On a rainy day in Manchester, last week, (August 2010) my partner showed me a copy of Angelus Novus, a picture by the artist Paul Klee. She had just read me an account of it by the German Philosopher, Walter Benjamin, in which he describes it as being of a figure rushing backwards into the future while witnessing the inevitable trail of utter devastation left behind - like being dragged through a hedge backward, I thought, and seeing a trail of broken twigs and torn leaves, but on a cosmic scale. It seems that Benjamin felt so convinced by his own reading of the picture that he felt he had the right to re-name it as The Angel of History. W.G Sebald refers to Benjamin’s account at the end of his second Zurich lecture in the volume On the Natural History of Destruction.
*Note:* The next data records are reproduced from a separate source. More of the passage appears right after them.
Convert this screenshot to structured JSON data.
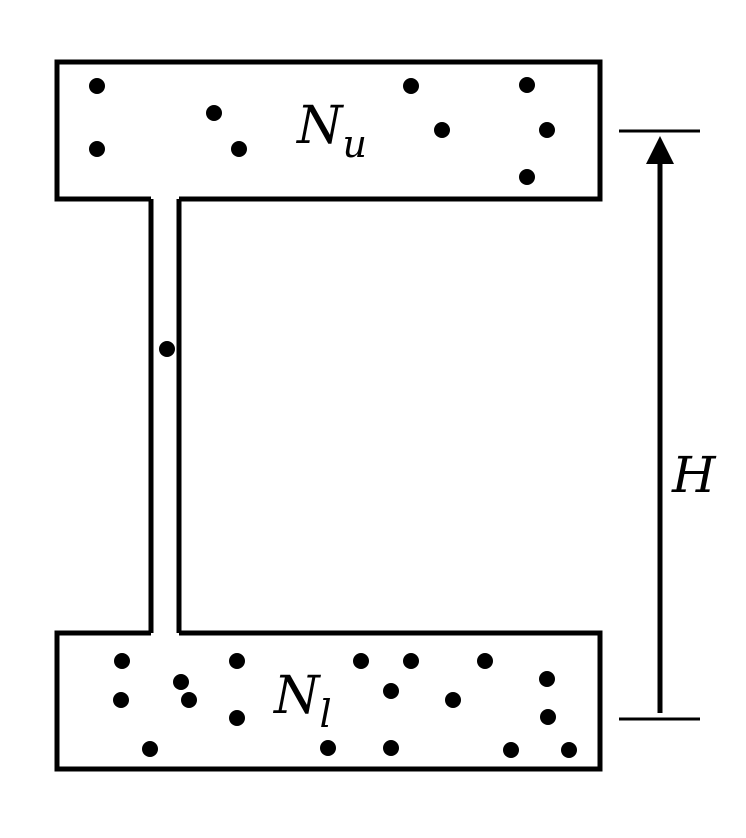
{
  "diagram": {
    "upper_symbol": "N",
    "upper_subscript": "u",
    "lower_symbol": "N",
    "lower_subscript": "l",
    "height_label": "H"
  },
  "colors": {
    "ink": "#000000",
    "background": "#ffffff"
  },
  "particles": {
    "upper_count": 9,
    "tube_count": 1,
    "lower_count": 20
  }
}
Although I knew something of Klee’s fragile work, I expected nonetheless to see a work of art as powerful as Benjamin’s description. Even so, I was surprised by Klee’s delicate, formalised image. Decked out in dots, dashes and all washed over in tired Champagne it remained firmly within the artist’s deceptively childlike, and gossamer creations. In taking his tremulous lines for little walks over the paper, he has given me a nimble depiction of a slightly tipsy flapper. She wears a lion’s mask and is decked out in a costume of a fabulous bird stepping out on the tiles doing the Charleston. What looks to be the mane, a masculine attribute, reminds me how, before the introduction of spongy rubber rollers, women used twisted pieces of paper to give shape to their hair while they slept. Her left eye looks straight out of the picture at me, but the right slews off centre further to the right, and tells of her having consumed too much of that Champagne.

Certainly it is possible to see it as being a symbol of a need to escape the memories of the carnage of World War I. But then I can see everything from that period as a messenger from that era. And this for me is a good thing, because it helps to diminish Benjamin’s take over of this single febrile image.

In general terms, my thoughts on this began with my first memory of Ravel’s Introduction and Allegro For Harp, Flute, Clarinet and String Quartet. This was when I was in my teens. As an accompaniment to a dramatic adaptation for radio of A. V. Morton’s retelling of the story of Jesus, In the Steps of the Master, it could hardly have been bettered. But for a long time after the music was spoilt for me by it having been reduced to a mere trigger to the memory of the radio play, which though good, was definitely the lesser of the two art forms. Today, by describing how I see Klee’s picture, I am trying to claim it back on behalf of the rest of us who want to look at it afresh and not as Benjamin would have us believe it to be. As with any picture it can be seen in as many ways as there are viewers to view it.